In a phone interview about Cindy Parlow Cone’s appointment as the Portland Thorns FC head coach, former U.S. women’s national team head coach Tony DiCicco also discussed one specific aspect of the National Women’s Soccer League: its substitution rules.
“I would like to see them do what we did in the WUSA, which was four plus one,” he said.
DiCicco coached the U.S. women from 1994 to 1999, leading them to their historic FIFA Women’s World Cup victory in 1999. He was the founding commissioner of WUSA, and he coached the Boston Breakers of WPS.
In WUSA, similar to the early days of Major League Soccer, teams were allowed four substitutions of field players and one goalkeeper substitution. The reason the rule went away in MLS — which used a three-plus-one restriction — was teams would use that goalkeeper sub to get a fourth field-player change.
MLS teams often had their goalkeeper switch positions with a field player momentarily, sub out the goalkeeper and then have the original goalkeeper swap positions with the sub. In WUSA, however, teams had to designate which player on the bench would be the substitute goalkeeper, and only that player could enter in goal.
“It’s all for player development,” DiCicco said. “We did it in WUSA; it worked out great. For whatever reason, we weren’t allowed to do in in the WPS.”

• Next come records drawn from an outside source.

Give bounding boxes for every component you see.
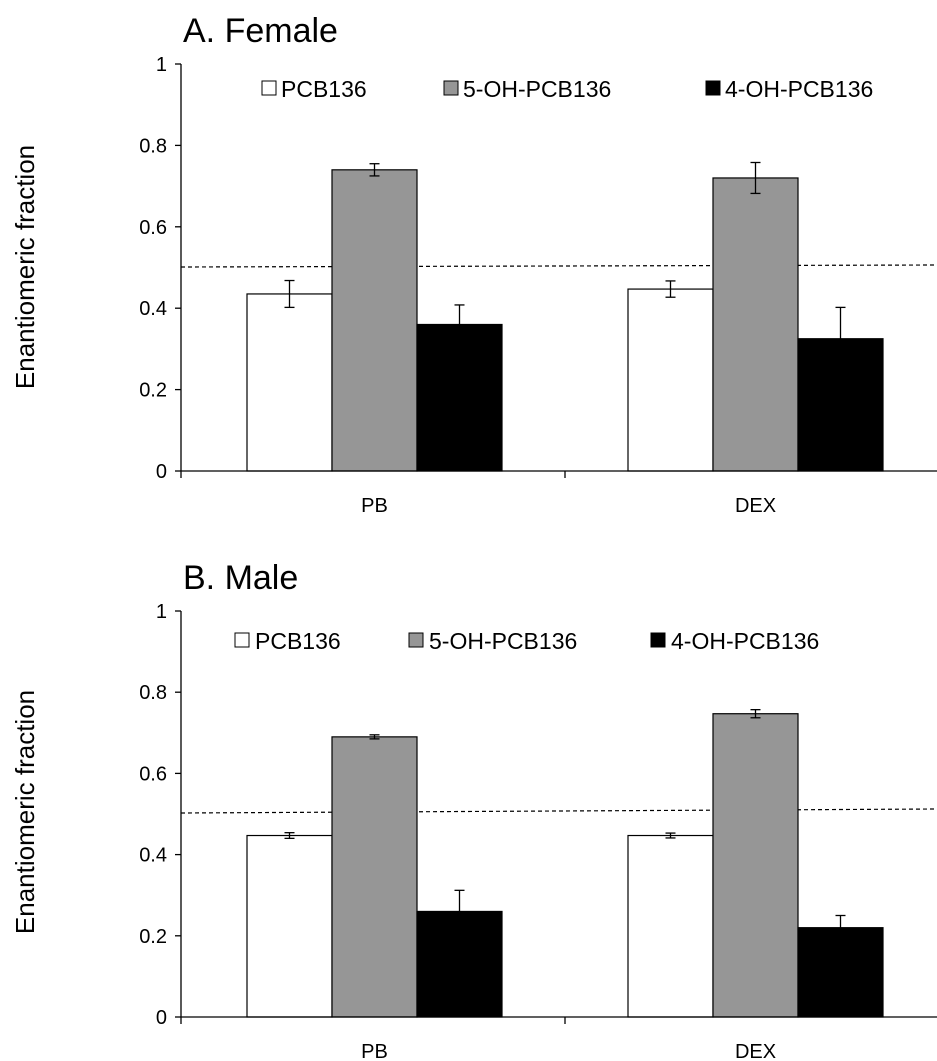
legend-item-5-oh-pcb136: 5-OH-PCB136 [408, 628, 577, 654]
reference-line [180, 264, 937, 268]
bar-5-oh-pcb136-pb [331, 736, 418, 1018]
legend-item-pcb136: PCB136 [261, 76, 367, 102]
y-tick-label: 0.2 [139, 380, 167, 402]
legend-label: 4-OH-PCB136 [671, 628, 819, 654]
category-label-pb: PB [361, 495, 388, 517]
bar-pcb136-dex [627, 834, 714, 1018]
error-bar-pcb136-dex [665, 832, 676, 839]
category-label-dex: DEX [735, 495, 776, 517]
error-bar-pcb136-pb [284, 279, 295, 309]
y-tick-label: 0 [156, 1007, 167, 1029]
y-tick-label: 1 [156, 601, 167, 623]
legend: PCB136 5-OH-PCB136 4-OH-PCB136 [234, 628, 819, 654]
legend-label: PCB136 [281, 76, 367, 102]
chart-panel-female: A. Female Enantiomeric fraction 0 0.2 0.4 0.6… [10, 12, 937, 517]
error-bar-5-oh-pcb136-dex [750, 161, 761, 195]
legend-item-4-oh-pcb136: 4-OH-PCB136 [705, 76, 873, 102]
chart-title: B. Male [183, 559, 298, 597]
bar-5-oh-pcb136-dex [712, 177, 799, 472]
legend-swatch [650, 632, 666, 648]
y-tick-label: 0.8 [139, 682, 167, 704]
category-label-pb: PB [361, 1041, 388, 1061]
bar-5-oh-pcb136-pb [331, 169, 418, 472]
error-bar-4-oh-pcb136-dex [835, 306, 846, 371]
legend-swatch [705, 80, 721, 96]
error-bar-4-oh-pcb136-pb [454, 889, 465, 934]
error-bar-4-oh-pcb136-pb [454, 304, 465, 345]
legend-item-pcb136: PCB136 [234, 628, 341, 654]
error-bar-pcb136-pb [284, 832, 295, 840]
y-tick-label: 0.8 [139, 135, 167, 157]
bar-4-oh-pcb136-pb [416, 323, 503, 472]
y-tick-label: 0.2 [139, 926, 167, 948]
legend-label: PCB136 [255, 628, 341, 654]
bar-pcb136-pb [246, 834, 333, 1018]
chart-panel-male: B. Male Enantiomeric fraction 0 0.2 0.4 0.6 0.… [10, 559, 937, 1061]
y-tick-label: 0.4 [139, 298, 167, 320]
legend-label: 5-OH-PCB136 [463, 76, 611, 102]
error-bar-5-oh-pcb136-pb [369, 734, 380, 740]
legend-label: 4-OH-PCB136 [725, 76, 873, 102]
legend: PCB136 5-OH-PCB136 4-OH-PCB136 [261, 76, 873, 102]
category-label-dex: DEX [735, 1041, 776, 1061]
legend-label: 5-OH-PCB136 [429, 628, 577, 654]
error-bar-4-oh-pcb136-dex [835, 914, 846, 941]
legend-swatch [408, 632, 424, 648]
y-axis-label: Enantiomeric fraction [10, 690, 40, 934]
legend-item-4-oh-pcb136: 4-OH-PCB136 [650, 628, 819, 654]
error-bar-pcb136-dex [665, 280, 676, 298]
y-tick-label: 0.6 [139, 763, 167, 785]
error-bar-5-oh-pcb136-pb [369, 163, 380, 177]
y-tick-label: 0.4 [139, 845, 167, 867]
y-tick-label: 0.6 [139, 217, 167, 239]
legend-swatch [443, 80, 459, 96]
y-tick-label: 0 [156, 461, 167, 483]
y-axis-label: Enantiomeric fraction [10, 145, 40, 389]
legend-item-5-oh-pcb136: 5-OH-PCB136 [443, 76, 611, 102]
bar-pcb136-dex [627, 288, 714, 472]
chart-title: A. Female [183, 12, 338, 50]
error-bar-5-oh-pcb136-dex [750, 709, 761, 719]
legend-swatch [234, 632, 250, 648]
y-tick-label: 1 [156, 54, 167, 76]
reference-line [180, 808, 937, 814]
bar-pcb136-pb [246, 293, 333, 472]
bar-4-oh-pcb136-dex [797, 927, 884, 1018]
bar-5-oh-pcb136-dex [712, 713, 799, 1018]
legend-swatch [261, 80, 277, 96]
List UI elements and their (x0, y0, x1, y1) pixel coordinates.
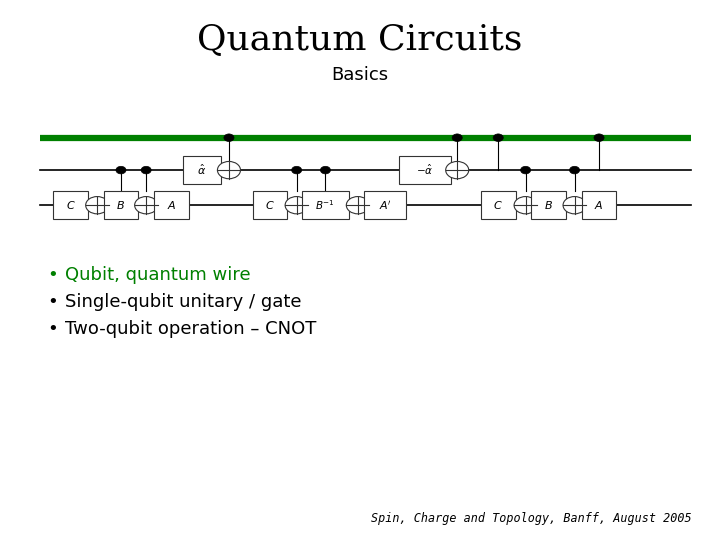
Text: $B$: $B$ (117, 199, 125, 211)
FancyBboxPatch shape (253, 191, 287, 219)
Text: $B^{-1}$: $B^{-1}$ (315, 198, 336, 212)
FancyBboxPatch shape (582, 191, 616, 219)
Text: Basics: Basics (331, 65, 389, 84)
Text: $C$: $C$ (265, 199, 275, 211)
Text: •: • (47, 320, 58, 339)
Circle shape (346, 197, 369, 214)
Text: •: • (47, 293, 58, 312)
FancyBboxPatch shape (53, 191, 88, 219)
Text: Qubit, quantum wire: Qubit, quantum wire (65, 266, 251, 285)
Circle shape (217, 161, 240, 179)
FancyBboxPatch shape (481, 191, 516, 219)
Text: $C$: $C$ (66, 199, 76, 211)
Text: $C$: $C$ (493, 199, 503, 211)
FancyBboxPatch shape (183, 156, 220, 184)
Text: •: • (47, 266, 58, 285)
Text: Spin, Charge and Topology, Banff, August 2005: Spin, Charge and Topology, Banff, August… (371, 512, 691, 525)
Circle shape (116, 166, 126, 174)
Circle shape (514, 197, 537, 214)
Circle shape (446, 161, 469, 179)
Text: Two-qubit operation – CNOT: Two-qubit operation – CNOT (65, 320, 316, 339)
FancyBboxPatch shape (531, 191, 566, 219)
FancyBboxPatch shape (154, 191, 189, 219)
Circle shape (563, 197, 586, 214)
Text: $A$: $A$ (166, 199, 176, 211)
Text: $B$: $B$ (544, 199, 553, 211)
Circle shape (493, 134, 503, 141)
FancyBboxPatch shape (399, 156, 451, 184)
Circle shape (594, 134, 604, 141)
Text: Quantum Circuits: Quantum Circuits (197, 24, 523, 57)
Text: $A'$: $A'$ (379, 199, 392, 212)
Circle shape (285, 197, 308, 214)
Circle shape (452, 134, 462, 141)
Circle shape (135, 197, 158, 214)
Text: $A$: $A$ (594, 199, 604, 211)
Text: $-\hat{\alpha}$: $-\hat{\alpha}$ (416, 163, 433, 177)
Circle shape (86, 197, 109, 214)
FancyBboxPatch shape (364, 191, 406, 219)
Circle shape (570, 166, 580, 174)
Circle shape (141, 166, 151, 174)
Text: Single-qubit unitary / gate: Single-qubit unitary / gate (65, 293, 301, 312)
Circle shape (292, 166, 302, 174)
FancyBboxPatch shape (302, 191, 349, 219)
Circle shape (521, 166, 531, 174)
Circle shape (224, 134, 234, 141)
Text: $\hat{\alpha}$: $\hat{\alpha}$ (197, 163, 206, 177)
FancyBboxPatch shape (104, 191, 138, 219)
Circle shape (320, 166, 330, 174)
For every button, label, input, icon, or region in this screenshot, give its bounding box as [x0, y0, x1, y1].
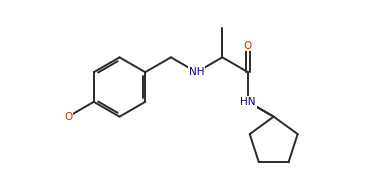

WPS had a three-player substitution rule, in accordance with FIFA bylaws. This is the standard substitution limit in professional leagues around the world.
DiCicco said his ideal substitution rule would allow coaches to get more players experience, and it would make it easier to deal with national team call-ups and injuries than if the league institutes the standard three substitutions per game rule.
“In the college game, you can get players minutes (and) kind of keep a bigger bench happy,” he said, specifically referring to Parlow Cone’s transition from coaching in the NCAA to NWSL.
By NCAA regulations, substitutions are unlimited, except players cannot re-enter the game in the first half; they may re-enter once in the second half and in overtime. No professional leagues in the United States have those same rules, but the NCAA way does allow for more players to get playing time and develop in a competitive atmosphere.
While certain details on NWSL player allocation have started coming to light, the league is still a little way off from announcing rules and regulations for the upcoming inaugural season.